Russian revolutionary, Old Bolshevik and professor

Dmitry Ilyich Leshchenko (Russian: Дми́трий Ильи́ч Лéщенко; 25 October 1876, Nikolaev, Kherson province – 9 November 1937, Leningrad) was a Russian revolutionary, Old Bolshevik, professor and one of the founders and first organizers of Soviet Cinema who served as first head of the All-Russian Photo and Cinematographic Department of the People's Commissariat for Education.

== Life and career ==
Born into a working-class family of an artisan, he became a student at the St. Petersburg University and joined the Russian Social Democratic Labour Party in his student years in 1900. He graduated from the university in 1902.

During the 1905 Russian Revolution, he was a member of the "chemical group" created in December 1905 under the Central Committee of the RSDLP. He was entrusted with the serial production of bombs.

During this period, he was also the permanent secretary of the Bolshevik newspapers Volna, Vperyod, Echo, published in St. Petersburg, and worked with Vladimir Lenin on most days. Leshchenko's three-room apartment was used for meetings among fellow party members. Lenin, Krupskaya, Anatoly Lunacharsky, Vatslav Vorovsky and others were visitors. Later he helped to create new safe houses, also acted as an agitator for the Central Committee. He was a delegate of the Fifth Congress of the RSDLP.

During the First World War, Leshchenko firmly defended the Leninist slogan of turning the imperialist war into a civil war, and resolutely fought against defencism. He was active participant in the February Revolution and served as the secretary of the editorial board Izvestia of the Petrograd Soviet of Workers 'and Soldiers' Deputies. In 1917 he worked with Krupskaya in the Vyborg District Duma as the secretary of the cultural and educational commission.

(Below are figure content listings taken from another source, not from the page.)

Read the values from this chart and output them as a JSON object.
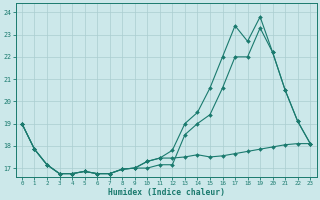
{
  "xlabel": "Humidex (Indice chaleur)",
  "xlim": [
    -0.5,
    23.5
  ],
  "ylim": [
    16.6,
    24.4
  ],
  "yticks": [
    17,
    18,
    19,
    20,
    21,
    22,
    23,
    24
  ],
  "xticks": [
    0,
    1,
    2,
    3,
    4,
    5,
    6,
    7,
    8,
    9,
    10,
    11,
    12,
    13,
    14,
    15,
    16,
    17,
    18,
    19,
    20,
    21,
    22,
    23
  ],
  "bg_color": "#cce8ea",
  "grid_color": "#aacdd0",
  "line_color": "#1a7a6e",
  "line_top_x": [
    0,
    1,
    2,
    3,
    4,
    5,
    6,
    7,
    8,
    9,
    10,
    11,
    12,
    13,
    14,
    15,
    16,
    17,
    18,
    19,
    20,
    21,
    22,
    23
  ],
  "line_top_y": [
    19.0,
    17.85,
    17.15,
    16.75,
    16.75,
    16.85,
    16.75,
    16.75,
    16.95,
    17.0,
    17.3,
    17.45,
    17.8,
    19.0,
    19.5,
    20.6,
    22.0,
    23.4,
    22.7,
    23.8,
    22.2,
    20.5,
    19.1,
    18.1
  ],
  "line_mid_x": [
    0,
    1,
    2,
    3,
    4,
    5,
    6,
    7,
    8,
    9,
    10,
    11,
    12,
    13,
    14,
    15,
    16,
    17,
    18,
    19,
    20,
    21,
    22,
    23
  ],
  "line_mid_y": [
    19.0,
    17.85,
    17.15,
    16.75,
    16.75,
    16.85,
    16.75,
    16.75,
    16.95,
    17.0,
    17.0,
    17.15,
    17.15,
    18.5,
    19.0,
    19.4,
    20.6,
    22.0,
    22.0,
    23.3,
    22.2,
    20.5,
    19.1,
    18.1
  ],
  "line_bot_x": [
    0,
    1,
    2,
    3,
    4,
    5,
    6,
    7,
    8,
    9,
    10,
    11,
    12,
    13,
    14,
    15,
    16,
    17,
    18,
    19,
    20,
    21,
    22,
    23
  ],
  "line_bot_y": [
    19.0,
    17.85,
    17.15,
    16.75,
    16.75,
    16.85,
    16.75,
    16.75,
    16.95,
    17.0,
    17.3,
    17.45,
    17.45,
    17.5,
    17.6,
    17.5,
    17.55,
    17.65,
    17.75,
    17.85,
    17.95,
    18.05,
    18.1,
    18.1
  ]
}
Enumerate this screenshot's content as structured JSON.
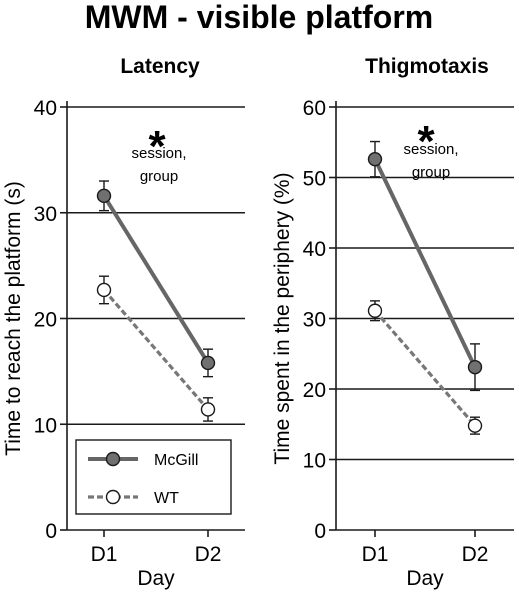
{
  "title": "MWM - visible platform",
  "colors": {
    "mcgill_fill": "#707070",
    "mcgill_line": "#666666",
    "wt_fill": "#ffffff",
    "wt_line": "#777777",
    "axis": "#1a1a1a"
  },
  "chart_data": [
    {
      "type": "line",
      "title": "Latency",
      "xlabel": "Day",
      "ylabel": "Time to reach the platform (s)",
      "categories": [
        "D1",
        "D2"
      ],
      "ylim": [
        0,
        40
      ],
      "yticks": [
        0,
        10,
        20,
        30,
        40
      ],
      "grid": true,
      "annotation": {
        "star": "*",
        "lines": [
          "session,",
          "group"
        ]
      },
      "legend": {
        "position": "bottom-left",
        "entries": [
          "McGill",
          "WT"
        ]
      },
      "series": [
        {
          "name": "McGill",
          "style": "solid",
          "marker": "filled",
          "values": [
            31.6,
            15.8
          ],
          "errors": [
            1.4,
            1.3
          ]
        },
        {
          "name": "WT",
          "style": "dashed",
          "marker": "open",
          "values": [
            22.7,
            11.4
          ],
          "errors": [
            1.3,
            1.1
          ]
        }
      ]
    },
    {
      "type": "line",
      "title": "Thigmotaxis",
      "xlabel": "Day",
      "ylabel": "Time spent in the periphery (%)",
      "categories": [
        "D1",
        "D2"
      ],
      "ylim": [
        0,
        60
      ],
      "yticks": [
        0,
        10,
        20,
        30,
        40,
        50,
        60
      ],
      "grid": true,
      "annotation": {
        "star": "*",
        "lines": [
          "session,",
          "group"
        ]
      },
      "series": [
        {
          "name": "McGill",
          "style": "solid",
          "marker": "filled",
          "values": [
            52.6,
            23.1
          ],
          "errors": [
            2.5,
            3.3
          ]
        },
        {
          "name": "WT",
          "style": "dashed",
          "marker": "open",
          "values": [
            31.1,
            14.8
          ],
          "errors": [
            1.4,
            1.2
          ]
        }
      ]
    }
  ]
}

In 1917 he photographed Lenin in Razliv for a secret passport in the name of K.P Ivanov, a worker of a Sestroretsk plant.

After the October Revolution, from November 1917 to 1920 he served as Secretary of the State Commission on Education and Secretary of the RSFSR People's Commissariat for Education.

In 1918 he headed the Petrograd Film Committee, in December 1918 - the Central Film Committee in Moscow. He was the founder and professor of the Higher Institute of Photography and Photographic Technology. He played the role of a professor in one of the first Soviet feature films Cohabitation.

From 1919 to 1921 he was the head of the All-Russian photographic and cinematographic department of the People 's Commissariat for Education of the RSFSR, the first organization for the management of cinematography within the entire RSFSR. He participated in the organization of the 1st State School of Cinematography (now Gerasimov Institute of Cinematography).

In January 1922, he was appointed head of the Petrograd District Photographic and Film Department of POFKO, on the basis of which a new film organization was established on 9 May 1922, the Sevzapkino (North-West Cinema and Photo Administration) which was later renamed to Lenifilm. He headed Sevzapkino until 1923. In March 1923 he became a member of the Artistic Council Goskino.

From 19231929 he was elected a member of the Petrograd and then Leningrad City Council. From 1924 to 1929 he was the director of the Leningrad State Photo-Cinema School.

From 1923 to 1937 he worked as the head of the department of inorganic chemistry at the Leningrad Agricultural Institute.

Leshchenko died on 9 November 1937 in Leningrad after suffering an illness.